- Born: Laura Margaret Sayers 11 October 1978 (age 47) York, England
- Occupations: Radio programme controller and executive, author
- Known for: The Scott Mills Show, Laura's Diary, Radio 1's Official Chart Show, Nick Grimshaw, Huw Stephens, Greg James
- Spouse: James Busson

= Laura Busson =

British radio personality

Laura Margaret Busson (née Sayers; born 11 October 1978) is BBC Radio 2's Commissioning Executive and deputy to the Head of Station, Helen Thomas. She was well known for her former role as sidekick and Assistant Producer for Scott Mills on BBC Radio 1. She later became the producer for Greg James, before leaving to join Heart Yorkshire as programme controller.

==Background==
Originally from York, England, where she was educated at The Mount School, York, Sayers later moved to Glasgow where she studied for 4 years achieving a Master of Arts in theatre and the English language. This is where she had her first experiences in radio at student station Subcity Radio.

== Radio 1 ==
Laura started at Radio 1 by applying for a BBC Talent production traineeship with Jocelin Stainer from The Chris Moyles Show, near the end of the traineeship she started working on the Scott Mills show.

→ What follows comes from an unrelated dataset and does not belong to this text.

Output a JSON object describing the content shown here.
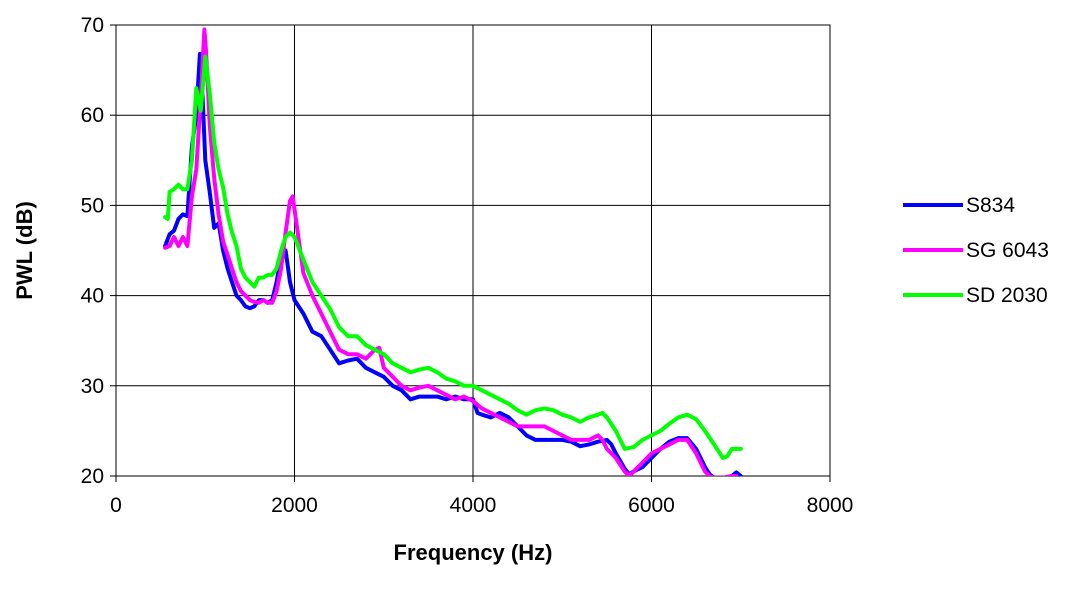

As well as being an assistant, she occasionally produced shows for Scott Mills, Sara Cox, Jason King and Joel Ross. At the end of March 2008, she was promoted to a new position within Radio 1 as producer of Fearne Cotton and Reggie Yates' weekend shows, which includes the official chart show. For a time she was the assistant producer of the Nick Grimshaw show, Monday – Thursdays 10pm-midnight. She produced Huw Stephens' two Wednesday night shows and subsequently replaced producer Neil as Greg James' producer.

=== Laura's Diary ===
During October 2005, when the team were temporarily presenting The Chris Moyles Show, Laura's sister Mary Sayers (now Jones) who had found Laura's teenage diaries in her bedroom at her family house in York, was asked to read the diaries out on air.

The team decided to carry this feature on again when they next covered for Moyles during January 2006 and began Season 2, entitled "The College Years". This season consisted of the revelation of her love of her piano teacher in 1996.

'Laura's Diary' became such a hit with Mills' listeners, it was moved to the afternoon show.

In Season 4, Laura talks of troubles at university and the woes of attempting to have a long-distance relationship with Ben. The season ends with Ben dumping Laura by letter.

Mills joked a couple of times during the readings that because Laura was "unlucky in love" he would make it his mission to help her. This led to the hit Radio 1 tour 'One Night With Laura' – an 'X Factor' style tour of the UK auditioning suitable boyfriends for Sayers.

===One Night With Laura===
Potential partners were asked to fill in a form on BBC Radio 1's website and, because of the success, in the last week of March 2006 a tour known as 'One Night with Laura' took place in Southampton, Cardiff, Nottingham, Newcastle and Glasgow. The contestants had to impress Laura, and a panel of judges, enough for it to be decided that they were right for her. This included many strange occurrences such as a contestant lying on a bed of nails and asking Sayers to stand on his back.

On the judging panel were herself, Scott Mills, her father Stephen and Mark "Chappers" Chapman. On the last two nights Chapman, who had other commitments, was replaced by Laura's sister, Mary Sayers, and Jo Whiley. The auditionees came and went and were whittled down to just four partners from each of the auditions in Southampton, Cardiff, Nottingham and Newcastle (nobody qualified from Glasgow). These were Ben, James, Gareth and Shep. James was the first person to be voted out by the public.

Each of the final three were paraded on Radio 1 over a week of breakfast shows, participating in tasks and taking part in interviews to try to win over their all important votes. The final took place on 7 April 2006 and saw Gareth from Chard win the public vote.

She dated one of the original contestants (whom she later married) James Busson from Chichester. She had earlier voiced her disappointment that James did not make it to the final.

=== Laura's Diary – The Book ===
Because of the success of the diary on Radio 1, Laura's Diary was released to the public as a book on Thursday 30 November 2006. It included entries not heard during the radio broadcasts.

== Heart Radio ==
Busson left BBC Radio 1 to work for Heart Yorkshire as Programme Controller in July 2015.

== Radio 2 ==
In August 2020 Busson rejoined the BBC as BBC Radio 2's Commissioning Executive and deputy to the Head of Station, Helen Thomas.